11:54 Gesù quindi non andava più apertamente fra i Giudei, ma si ritirò di là nella contrada vicina al deserto, in una città detta Efraim; e quivi si trattenne co’ suoi discepoli.

11:54 Gesù quindi non andava più apertamente tra i Giudei, ma si ritirò nella regione vicina al deserto, in una città chiamata Efraim; e là si trattenne con i suoi discepoli.

11:54 Perciò Gesù non si aggirava più pubblicamente tra i Giudei, ma si ritirò nella regione vicina al deserto, in una città detta Efraim, e lì rimase con i suoi discepoli.

11:55 Or la pasqua de' Giudei era vicina; e molti di quella contrada salirono in Gerusalemme, innanzi la pasqua, per purificarsi.

11:55 Or la Pasqua de’ Giudei era vicina; e molti di quella contrada salirono a Gerusalemme prima della Pasqua per purificarsi.

11:55 La Pasqua dei Giudei era vicina e molti di quella regione salirono a Gerusalemme prima della Pasqua per purificarsi.

11:55 Or la Pasqua dei Giudei era vicina, e molti di quella regione salirono a Gerusalemme prima della Pasqua per purificarsi.

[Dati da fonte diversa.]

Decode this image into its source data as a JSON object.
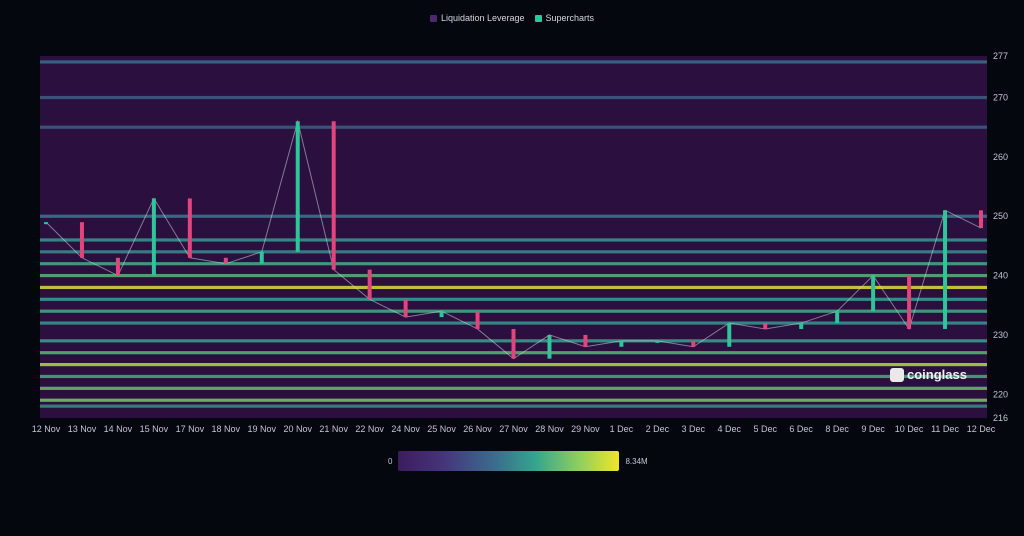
{
  "legend": [
    {
      "label": "Liquidation Leverage",
      "color": "#4b2a6f"
    },
    {
      "label": "Supercharts",
      "color": "#2fc49a"
    }
  ],
  "scale": {
    "min_label": "0",
    "max_label": "8.34M"
  },
  "brand": {
    "name": "coinglass"
  },
  "chart_data": {
    "type": "heatmap",
    "title": "",
    "xlabel": "",
    "ylabel": "",
    "x_ticks": [
      "12 Nov",
      "13 Nov",
      "14 Nov",
      "15 Nov",
      "17 Nov",
      "18 Nov",
      "19 Nov",
      "20 Nov",
      "21 Nov",
      "22 Nov",
      "24 Nov",
      "25 Nov",
      "26 Nov",
      "27 Nov",
      "28 Nov",
      "29 Nov",
      "1 Dec",
      "2 Dec",
      "3 Dec",
      "4 Dec",
      "5 Dec",
      "6 Dec",
      "8 Dec",
      "9 Dec",
      "10 Dec",
      "11 Dec",
      "12 Dec"
    ],
    "y_ticks": [
      216,
      220,
      230,
      240,
      250,
      260,
      270,
      277
    ],
    "ylim": [
      216,
      277
    ],
    "colorscale": {
      "min": 0,
      "max": "8.34M",
      "colors": [
        "#3b1d5c",
        "#3b6f8e",
        "#33a58e",
        "#8fcf5c",
        "#f0e52a"
      ]
    },
    "candles": [
      {
        "date": "12 Nov",
        "close": 249
      },
      {
        "date": "13 Nov",
        "close": 243
      },
      {
        "date": "14 Nov",
        "close": 240
      },
      {
        "date": "15 Nov",
        "close": 253
      },
      {
        "date": "17 Nov",
        "close": 243
      },
      {
        "date": "18 Nov",
        "close": 242
      },
      {
        "date": "19 Nov",
        "close": 244
      },
      {
        "date": "20 Nov",
        "close": 266
      },
      {
        "date": "21 Nov",
        "close": 241
      },
      {
        "date": "22 Nov",
        "close": 236
      },
      {
        "date": "24 Nov",
        "close": 233
      },
      {
        "date": "25 Nov",
        "close": 234
      },
      {
        "date": "26 Nov",
        "close": 231
      },
      {
        "date": "27 Nov",
        "close": 226
      },
      {
        "date": "28 Nov",
        "close": 230
      },
      {
        "date": "29 Nov",
        "close": 228
      },
      {
        "date": "1 Dec",
        "close": 229
      },
      {
        "date": "2 Dec",
        "close": 229
      },
      {
        "date": "3 Dec",
        "close": 228
      },
      {
        "date": "4 Dec",
        "close": 232
      },
      {
        "date": "5 Dec",
        "close": 231
      },
      {
        "date": "6 Dec",
        "close": 232
      },
      {
        "date": "8 Dec",
        "close": 234
      },
      {
        "date": "9 Dec",
        "close": 240
      },
      {
        "date": "10 Dec",
        "close": 231
      },
      {
        "date": "11 Dec",
        "close": 251
      },
      {
        "date": "12 Dec",
        "close": 248
      }
    ],
    "liquidation_bands": [
      {
        "price": 276,
        "intensity": 0.25
      },
      {
        "price": 270,
        "intensity": 0.2
      },
      {
        "price": 265,
        "intensity": 0.2
      },
      {
        "price": 250,
        "intensity": 0.3
      },
      {
        "price": 246,
        "intensity": 0.45
      },
      {
        "price": 244,
        "intensity": 0.4
      },
      {
        "price": 242,
        "intensity": 0.55
      },
      {
        "price": 240,
        "intensity": 0.6
      },
      {
        "price": 238,
        "intensity": 0.95
      },
      {
        "price": 236,
        "intensity": 0.5
      },
      {
        "price": 234,
        "intensity": 0.55
      },
      {
        "price": 232,
        "intensity": 0.45
      },
      {
        "price": 229,
        "intensity": 0.5
      },
      {
        "price": 227,
        "intensity": 0.6
      },
      {
        "price": 225,
        "intensity": 0.85
      },
      {
        "price": 223,
        "intensity": 0.55
      },
      {
        "price": 221,
        "intensity": 0.65
      },
      {
        "price": 219,
        "intensity": 0.7
      },
      {
        "price": 218,
        "intensity": 0.4
      }
    ]
  }
}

11:56 Cercavano adunque Gesù; ed essendo nel tempio, dicevano gli uni agli altri: Che vi par egli? non verrà egli alla festa?

11:56 Cercavan dunque Gesù; e stando nel tempio dicevano tra loro: Che ve ne pare? Che non abbia a venire alla festa?

11:56 Cercavano dunque Gesù; e, stando nel tempio, dicevano tra di loro: «Che ve ne pare? Verrà alla festa?».

11:56 Cercavano dunque Gesù e, stando nel tempio, dicevano fra di loro: «Che ve ne pare? Non verrà egli alla festa?».

11:57 Or i principali sacerdoti, e i Farisei avean dato ordine che, se alcuno sapeva ove egli fosse, lo significasse, acciocchè lo pigliassero.

11:57 Or i capi sacerdoti e i Farisei avean dato ordine che se alcuno sapesse dove egli era, ne facesse denunzia perché potessero pigliarlo.

11:57 Or i capi dei sacerdoti e i farisei avevano dato ordine che se qualcuno sapesse dov'egli era, ne facesse denuncia perché potessero arrestarlo.

11:57 Or i capi dei sacerdoti e i farisei avevano dato ordine che, se qualcuno sapeva dove egli era, lo segnalasse affinché potessero prenderlo.